Wednesday, June 10, 2020

Akerlof 2020: Sins of Omission and the Practice of Economics

In a recent paper in the Journal of Economic Literature, George Akerlof describes how the reward structure of economics favors "hard" research over "soft" research. He argues that this leads to "sins of omission" as researchers ignore important topics that are difficult to approach in a "hard" way.

Akerlof pushes "for reexamination of current institutions for publication and promotion in economics" [and] greatly increased tolerance in norms for publication and promotion as one way of alleviating narrow methodological biases."

Overall I enjoyed the paper. I think it's important, especially in providing an understanding of how we got here. A couple notes are below. One important omission from the paper IMO is an examination of the role of network effects in maintaining the status quo. Without this, I find it even less likely that we'll overcome the coordination difficulties of moving to a more useful research agenda for the discipline. Also, the current mainstream benefits certain groups (such as people on the political right) who will resist a push for better questions and better methodologies, regardless of whether they provide a better understanding of our economy.

Three reasons for the bias toward hard research:
  1. Place in the scientific hierarchy -- economists have physics envy
  2. The evaluation process -- quantitative / hard papers are easier to judge than important ones
  3. Selection into the profession -- mathematicians appreciate mathematicians
Three consequences of hardness bias:
  1. Bias against new ideas -- old paradigms have tools that aid precision; also, this bias makes it harder to challenge existing paradigms
  2. Overspecialization
  3. The curse of the top five -- tenure committees give a lot of weight to the fop five journals
Examples of sins of omission:
  1. Failure to predict the financial crisis
  2. Motivations -- people act based on the stories they tell themselves rather than as rational deductive optimizers with perfect foresight
  3. Four examples illustrating the unappreciated role of stories in economics:
    1. The Soviet Union
    2. Smoking and health
    3. Global warming
    4. Macroeconomics - Shiller's explanation for how the Great Depression unfolded

Additional notes


Akerlof mentions Kuhn's Scientific Revolutions (2012) which describes scientific progress as occurring when "normal science" uncovers "anomalies" within existing paradigms. Scientific revolutions that explain those contradictions lead the way to a better paradigm. But Akerlof argues that an issue with economics is that the paradigm is not just the subject matter but also the field's methodology.
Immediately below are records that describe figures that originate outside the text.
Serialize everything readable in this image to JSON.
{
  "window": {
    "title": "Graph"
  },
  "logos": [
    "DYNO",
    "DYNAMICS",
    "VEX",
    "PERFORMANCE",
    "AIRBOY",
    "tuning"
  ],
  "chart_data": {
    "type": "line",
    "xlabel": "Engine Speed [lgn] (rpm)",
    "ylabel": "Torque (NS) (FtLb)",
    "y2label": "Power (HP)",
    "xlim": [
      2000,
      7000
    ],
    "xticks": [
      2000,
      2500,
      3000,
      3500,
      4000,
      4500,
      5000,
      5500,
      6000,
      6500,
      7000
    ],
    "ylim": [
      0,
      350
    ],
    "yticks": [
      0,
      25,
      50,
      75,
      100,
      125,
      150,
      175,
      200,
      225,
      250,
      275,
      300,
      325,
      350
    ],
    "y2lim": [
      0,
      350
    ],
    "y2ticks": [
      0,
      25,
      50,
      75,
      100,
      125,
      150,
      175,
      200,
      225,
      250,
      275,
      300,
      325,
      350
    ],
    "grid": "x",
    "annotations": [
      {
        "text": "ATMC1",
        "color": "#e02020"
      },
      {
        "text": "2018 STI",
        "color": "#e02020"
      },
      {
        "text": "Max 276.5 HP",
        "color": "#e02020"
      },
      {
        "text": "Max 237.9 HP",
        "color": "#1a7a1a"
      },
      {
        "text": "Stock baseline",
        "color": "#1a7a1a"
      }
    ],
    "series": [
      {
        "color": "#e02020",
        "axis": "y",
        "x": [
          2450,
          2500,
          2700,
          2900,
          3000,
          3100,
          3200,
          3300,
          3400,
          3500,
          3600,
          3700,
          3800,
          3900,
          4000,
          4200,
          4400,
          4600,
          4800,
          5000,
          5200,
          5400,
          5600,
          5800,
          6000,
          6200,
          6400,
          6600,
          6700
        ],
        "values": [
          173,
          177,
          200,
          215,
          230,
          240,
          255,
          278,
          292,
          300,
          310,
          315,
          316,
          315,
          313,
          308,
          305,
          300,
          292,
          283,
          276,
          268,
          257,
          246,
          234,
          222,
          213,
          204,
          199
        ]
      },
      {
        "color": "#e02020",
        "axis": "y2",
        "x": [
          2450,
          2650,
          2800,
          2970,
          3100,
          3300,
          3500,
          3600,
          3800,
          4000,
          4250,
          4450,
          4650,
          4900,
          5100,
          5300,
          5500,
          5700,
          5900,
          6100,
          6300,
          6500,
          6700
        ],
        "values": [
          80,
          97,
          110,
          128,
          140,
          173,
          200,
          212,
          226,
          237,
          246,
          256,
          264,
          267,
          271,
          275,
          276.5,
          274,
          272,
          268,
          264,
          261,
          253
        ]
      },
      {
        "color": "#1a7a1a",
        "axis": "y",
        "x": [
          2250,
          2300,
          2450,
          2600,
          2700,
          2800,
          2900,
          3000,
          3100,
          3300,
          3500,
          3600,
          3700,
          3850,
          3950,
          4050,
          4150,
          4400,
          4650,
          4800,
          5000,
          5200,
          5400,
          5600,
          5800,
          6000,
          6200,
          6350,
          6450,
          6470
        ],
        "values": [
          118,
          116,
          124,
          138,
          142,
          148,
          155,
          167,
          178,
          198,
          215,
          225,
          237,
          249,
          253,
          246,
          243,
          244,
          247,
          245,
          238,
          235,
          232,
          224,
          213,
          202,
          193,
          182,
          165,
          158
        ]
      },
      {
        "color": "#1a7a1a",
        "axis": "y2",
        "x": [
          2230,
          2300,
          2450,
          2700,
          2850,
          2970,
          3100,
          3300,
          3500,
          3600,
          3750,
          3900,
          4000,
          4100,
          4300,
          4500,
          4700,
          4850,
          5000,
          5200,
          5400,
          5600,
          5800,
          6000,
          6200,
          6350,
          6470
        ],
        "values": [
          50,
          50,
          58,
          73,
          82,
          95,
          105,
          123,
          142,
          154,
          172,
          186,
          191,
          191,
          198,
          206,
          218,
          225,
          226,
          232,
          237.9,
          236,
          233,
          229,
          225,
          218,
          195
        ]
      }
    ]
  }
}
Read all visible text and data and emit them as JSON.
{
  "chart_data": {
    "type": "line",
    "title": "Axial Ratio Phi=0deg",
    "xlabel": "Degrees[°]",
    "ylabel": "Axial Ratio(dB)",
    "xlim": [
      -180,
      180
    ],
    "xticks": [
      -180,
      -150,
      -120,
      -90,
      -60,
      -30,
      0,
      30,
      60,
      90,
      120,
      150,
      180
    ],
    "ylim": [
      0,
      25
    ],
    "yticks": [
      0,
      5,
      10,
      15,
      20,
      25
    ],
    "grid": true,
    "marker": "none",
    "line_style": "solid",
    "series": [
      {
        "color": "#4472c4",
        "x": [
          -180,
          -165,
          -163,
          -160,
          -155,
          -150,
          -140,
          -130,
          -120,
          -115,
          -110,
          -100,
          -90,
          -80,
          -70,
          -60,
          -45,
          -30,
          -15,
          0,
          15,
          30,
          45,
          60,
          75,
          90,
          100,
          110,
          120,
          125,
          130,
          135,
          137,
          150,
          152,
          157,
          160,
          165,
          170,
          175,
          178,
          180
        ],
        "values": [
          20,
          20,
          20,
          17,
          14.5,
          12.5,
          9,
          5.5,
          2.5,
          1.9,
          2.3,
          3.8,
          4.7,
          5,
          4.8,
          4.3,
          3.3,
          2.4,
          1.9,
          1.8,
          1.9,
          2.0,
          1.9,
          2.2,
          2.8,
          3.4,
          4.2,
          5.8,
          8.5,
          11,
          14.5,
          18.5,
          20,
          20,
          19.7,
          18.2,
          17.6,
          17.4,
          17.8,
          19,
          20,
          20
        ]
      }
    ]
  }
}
In other words, is a good economist someone who understands the economy or someone who understands linear algebra? The more powerful economists that think it's the latter (and I have a hunch it's a significant majority) the less chance economics has of progressing as Kuhn has described.

Lastly, Akerlof mentions that 'Colander and Klamer (1987, table 4 3, p. 100) thus found that only 3 percent of economists thought it "very important" for their success to "have a thorough knowledge of the economy"'. Three percent.